"The advantage the lease gives you, it gives you something that is called out-of-term revenue," Claure said during an investor conference in New York that Sprint made available to the public on its website.
"There comes a point in time," he said, "in which customers start paying -- they have already paid for their handset -- but they decide to continue to lease your handset and use it. That is basically, that's as good or better than service revenue because that is all profit."
Claure also said the out-of-term revenue is enough that it helps Sprint operate with a higher rate of customer turnover than its rivals.
Out-of-term lease customers tend to churn, or drop Sprint service, more than others, Claure told his investor audience. But Sprint has run "business cases," he said, that show the extra revenue from out-of-term payments makes up for the higher churn.

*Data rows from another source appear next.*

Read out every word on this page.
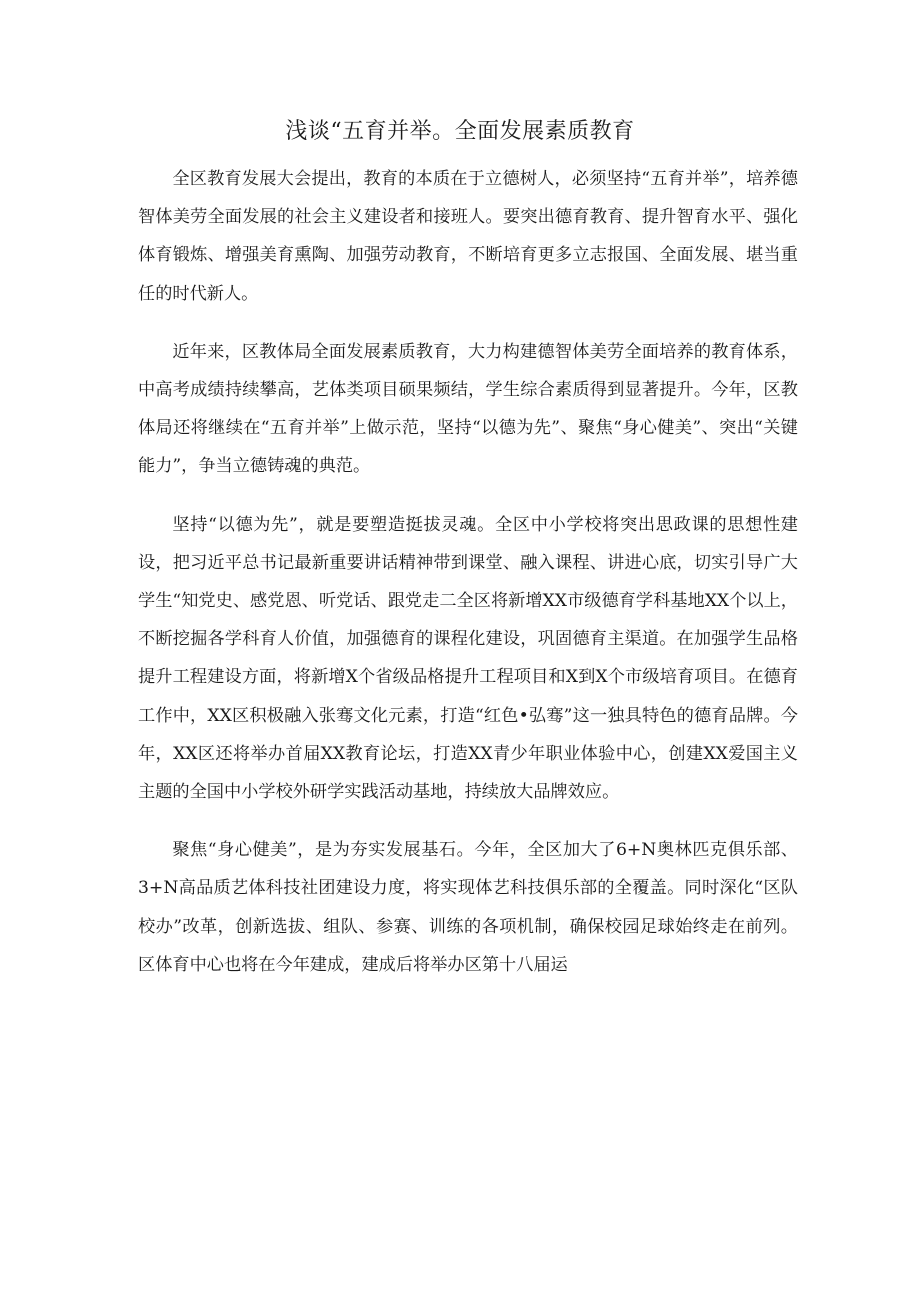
浅谈“五育并举。全面发展素质教育

全区教育发展大会提出，教育的本质在于立德树人，必须坚持“五育并举”，培养德智体美劳全面发展的社会主义建设者和接班人。要突出德育教育、提升智育水平、强化体育锻炼、增强美育熏陶、加强劳动教育，不断培育更多立志报国、全面发展、堪当重任的时代新人。

近年来，区教体局全面发展素质教育，大力构建德智体美劳全面培养的教育体系，中高考成绩持续攀高，艺体类项目硕果频结，学生综合素质得到显著提升。今年，区教体局还将继续在“五育并举”上做示范，坚持“以德为先”、聚焦“身心健美”、突出“关键能力”，争当立德铸魂的典范。

坚持“以德为先”，就是要塑造挺拔灵魂。全区中小学校将突出思政课的思想性建设，把习近平总书记最新重要讲话精神带到课堂、融入课程、讲进心底，切实引导广大学生“知党史、感党恩、听党话、跟党走二全区将新增XX市级德育学科基地XX个以上，不断挖掘各学科育人价值，加强德育的课程化建设，巩固德育主渠道。在加强学生品格提升工程建设方面，将新增X个省级品格提升工程项目和X到X个市级培育项目。在德育工作中，XX区积极融入张骞文化元素，打造“红色•弘骞”这一独具特色的德育品牌。今年，XX区还将举办首届XX教育论坛，打造XX青少年职业体验中心，创建XX爱国主义主题的全国中小学校外研学实践活动基地，持续放大品牌效应。

聚焦“身心健美”，是为夯实发展基石。今年，全区加大了6+N奥林匹克俱乐部、3+N高品质艺体科技社团建设力度，将实现体艺科技俱乐部的全覆盖。同时深化“区队校办”改革，创新选拔、组队、参赛、训练的各项机制，确保校园足球始终走在前列。区体育中心也将在今年建成，建成后将举办区第十八届运
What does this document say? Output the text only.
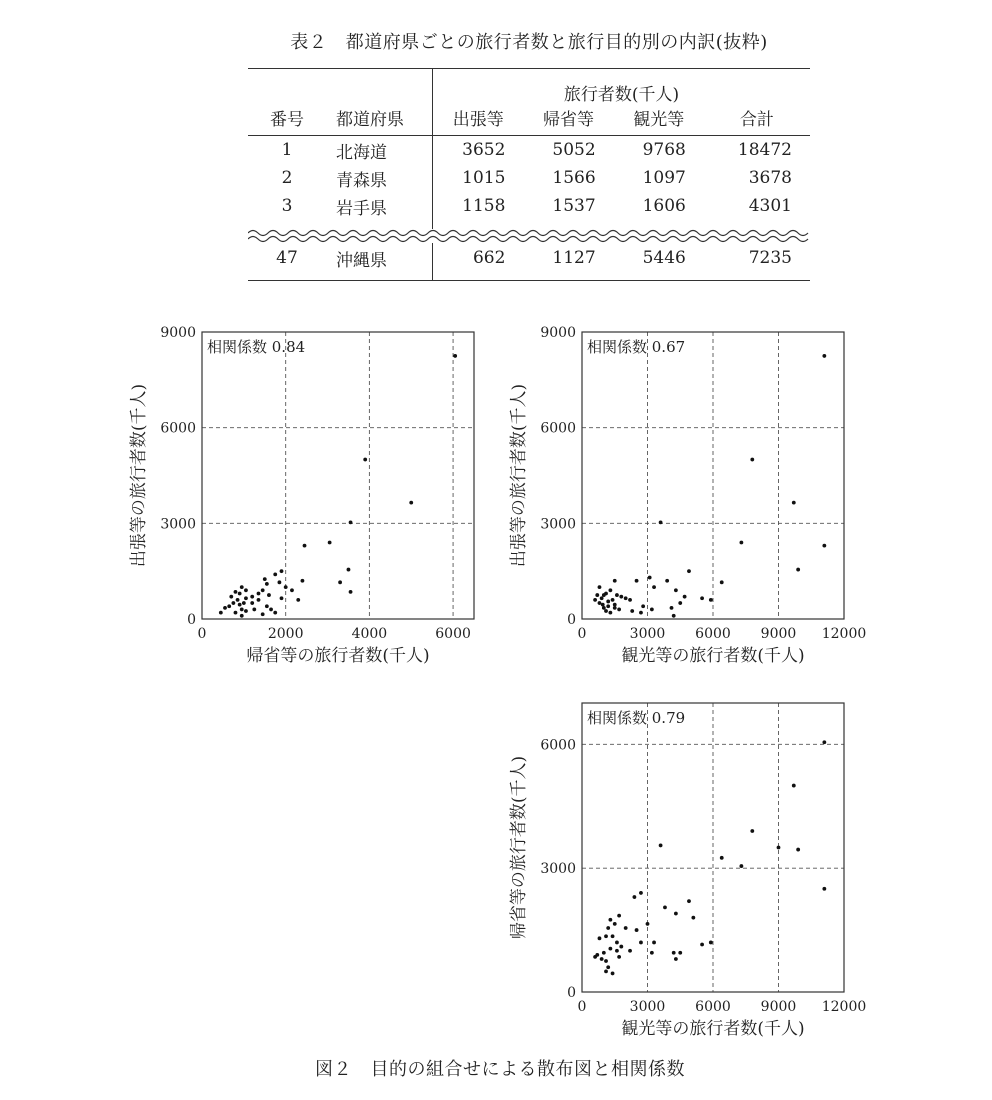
表２　都道府県ごとの旅行者数と旅行目的別の内訳(抜粋)
		旅行者数(千人)			
番号	都道府県	出張等	帰省等	観光等	合計
1	北海道	3652	5052	9768	18472
2	青森県	1015	1566	1097	3678
3	岩手県	1158	1537	1606	4301

47	沖縄県	662	1127	5446	7235
0	2000	4000	6000
0
3000
6000
9000
帰省等の旅行者数(千人)
出張等の旅行者数(千人)
相関係数 0.84
0	3000 6000 9000 12000
0
3000
6000
9000
観光等の旅行者数(千人)
出張等の旅行者数(千人)
相関係数 0.67
0	3000 6000 9000 12000
0
3000
6000
観光等の旅行者数(千人)
帰省等の旅行者数(千人)
相関係数 0.79
図２　目的の組合せによる散布図と相関係数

"So that is how we have decided to run our business," Claure said.
How it works
Sprint has leased phones for several years and introduced a new leasing program in July called Sprint Flex. Although there are some differences with Flex, the lease plans work the same when it comes to out-of-term revenues.
Sprint sets monthly lease payments so that by the end of the lease the company will have collected about 75 percent of the phone's price. This means a 30-month lease comes with a smaller monthly payment than with the same phone under an 18-month lease, which is the only lease length available under Sprint Flex.
During the lease, many customers upgrade to a new phone and a new lease. Sprint Flex allows an upgrade after one year under lease.
At the end of the lease, customers still can upgrade. They also have the option of buying their phone.